L'ÉQUIPEMENT EN MOTOGP

Le casque

Si Jonas Vingegaard porte un casque aérodynamique en forme de bouclier lors d'épreuves contre-la-montre du Tour de France, les pilotes MotoGP disposent également de protections aux caractéristiques uniques.

 

En MotoGP, tous les casques sont profilés. Cela signifie que leurs surfaces se prolongent jusqu’à l’arrière du crâne du pilote. Ainsi, lorsque ces derniers sont recroquevillés dans leur bulle à l’amorce d’une ligne droite, ce profil aérodynamique attribue à la fois une forte stabilité à la tête des pilotes, mais également une efficience aérodynamique spectaculaire.

 

Certains pilotes, à l’instar de Johann Zarco, sont dotés d’un casque muni d’appendices aérodynamiques particuliers. De part et d’autre, des ailes mobiles s’enfoncent en virage afin d’harmoniser le taux de pénétration dans l’air du pilote. 
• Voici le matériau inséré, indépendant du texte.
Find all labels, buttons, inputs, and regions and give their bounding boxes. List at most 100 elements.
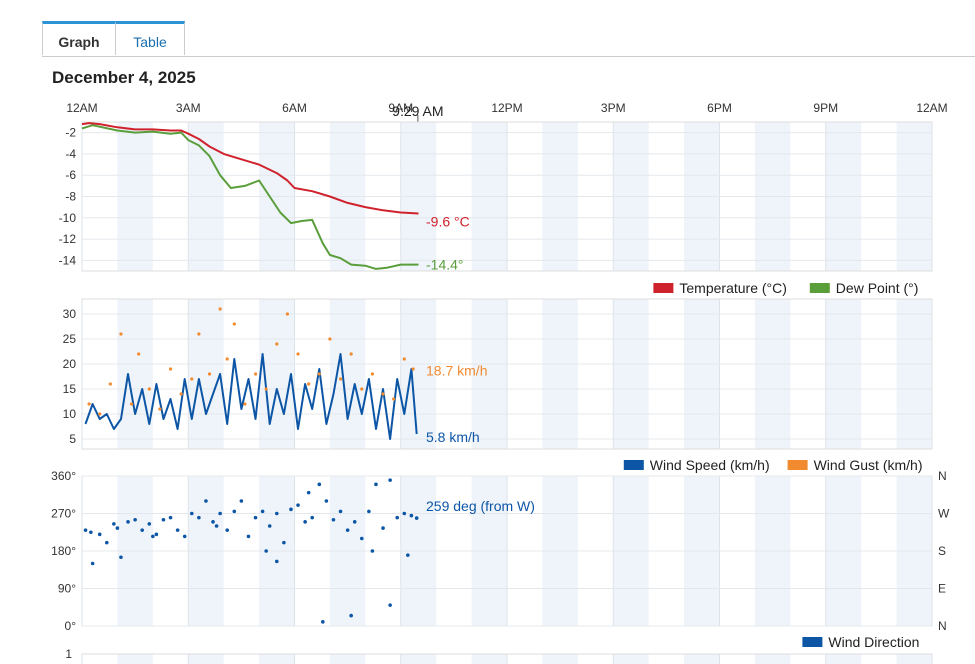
legend-label: Dew Point (°) xyxy=(836,280,919,296)
data-point xyxy=(395,515,400,520)
data-point xyxy=(388,478,392,482)
legend-label: Wind Speed (km/h) xyxy=(650,457,770,473)
data-point xyxy=(214,524,219,528)
legend-swatch xyxy=(802,637,823,647)
y-tick-label: 10 xyxy=(63,407,77,421)
time-label-1: 3AM xyxy=(176,101,201,115)
current-value-label: 5.8 km/h xyxy=(426,429,480,445)
data-point xyxy=(324,499,329,503)
data-point xyxy=(267,524,272,528)
y-tick-label: -8 xyxy=(65,190,76,204)
data-point xyxy=(367,509,371,514)
data-point xyxy=(207,372,212,376)
data-point xyxy=(274,559,279,564)
data-point xyxy=(90,561,95,566)
data-point xyxy=(253,515,258,520)
data-point xyxy=(381,526,385,530)
data-point xyxy=(104,540,109,545)
y-tick-label: 30 xyxy=(63,307,77,321)
data-point xyxy=(179,392,183,396)
time-label-8: 12AM xyxy=(916,101,947,115)
data-point xyxy=(349,352,353,356)
hour-band xyxy=(117,299,153,449)
y-tick-label: -2 xyxy=(65,126,76,140)
chart-panel-1: 30 25 20 15 10 5 18.7 km/h 5.8 km/h Wind Gust (k… xyxy=(63,298,933,473)
series-line xyxy=(81,122,419,215)
data-point xyxy=(168,367,173,371)
time-label-2: 6AM xyxy=(282,101,307,115)
data-point xyxy=(296,503,300,507)
time-label-5: 3PM xyxy=(601,101,626,115)
data-point xyxy=(83,528,88,532)
data-point xyxy=(306,490,311,495)
y-tick-label: 360° xyxy=(51,469,76,483)
data-point xyxy=(218,307,222,311)
current-value-label: 18.7 km/h xyxy=(426,363,487,379)
legend-label: Wind Gust (km/h) xyxy=(814,457,923,473)
data-point xyxy=(307,382,311,386)
data-point xyxy=(151,534,155,539)
hour-band xyxy=(754,654,791,664)
data-point xyxy=(409,513,414,518)
hour-band xyxy=(825,654,862,664)
data-point xyxy=(140,528,145,532)
data-point xyxy=(225,528,230,532)
data-point xyxy=(264,387,268,391)
y-tick-label: 90° xyxy=(58,582,76,596)
data-point xyxy=(296,352,300,356)
data-point xyxy=(119,555,123,560)
chart-panel-0: -2 -4 -6 -8 -10 -12 -14 -9.6 °C -14.4° Dew Point … xyxy=(59,121,933,296)
tab-table[interactable]: Table xyxy=(115,21,185,55)
data-point xyxy=(328,337,332,341)
data-point xyxy=(108,382,112,386)
series-line xyxy=(81,124,419,270)
y-tick-label: 5 xyxy=(69,432,76,446)
data-point xyxy=(303,520,307,524)
y-tick-label: 1 xyxy=(65,647,72,661)
y-tick-label-right: E xyxy=(938,582,946,596)
hour-band xyxy=(329,299,366,449)
y-tick-label: -14 xyxy=(59,253,77,267)
data-point xyxy=(218,511,222,516)
data-point xyxy=(87,402,91,406)
data-point xyxy=(321,620,325,624)
y-tick-label: -4 xyxy=(65,147,76,161)
hour-band xyxy=(613,654,649,664)
data-point xyxy=(253,372,258,376)
legend-label: Wind Direction xyxy=(828,634,919,650)
data-point xyxy=(115,526,120,530)
hour-band xyxy=(684,299,720,449)
hour-band xyxy=(117,654,153,664)
data-point xyxy=(392,397,396,401)
y-tick-label: -10 xyxy=(59,211,77,225)
page-title: December 4, 2025 xyxy=(52,68,196,87)
data-point xyxy=(352,520,357,524)
data-point xyxy=(189,511,194,516)
data-point xyxy=(338,509,343,514)
hour-band xyxy=(400,654,437,664)
data-point xyxy=(204,499,208,503)
time-label-4: 12PM xyxy=(491,101,522,115)
tab-graph[interactable]: Graph xyxy=(42,21,116,55)
data-point xyxy=(374,482,378,487)
data-point xyxy=(197,515,201,520)
y-tick-label: 25 xyxy=(63,332,77,346)
hour-band xyxy=(188,654,224,664)
hour-band xyxy=(754,299,791,449)
data-point xyxy=(359,536,364,541)
hour-band xyxy=(400,299,437,449)
data-point xyxy=(406,553,410,557)
current-value-label: 259 deg (from W) xyxy=(426,498,535,514)
legend-label: Temperature (°C) xyxy=(679,280,787,296)
data-point xyxy=(360,387,364,391)
y-tick-label: 270° xyxy=(51,507,76,521)
hour-band xyxy=(542,299,578,449)
data-point xyxy=(370,549,375,553)
data-point xyxy=(345,528,350,532)
data-point xyxy=(190,377,194,381)
data-point xyxy=(154,532,159,537)
data-point xyxy=(275,342,279,346)
data-point xyxy=(246,534,251,539)
data-point xyxy=(381,392,385,396)
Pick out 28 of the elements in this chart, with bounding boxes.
Techniquement, ces casques sont conçus dans un mélange de carbone et de kevlar dans le but d'offrir une protection maximale lors de chocs à haute vitesse. La visière, très large, est quant à elle faite de polycarbonate et ne peut pas se briser. 

Enfin, d'un poids oscillant entre 1,2 et 1,4 kilo, les casques se doivent d'être les plus légers possible dans un souci de performance, mais aussi dans le but de ne pas fatiguer les cervicales du pilote durant l'effort.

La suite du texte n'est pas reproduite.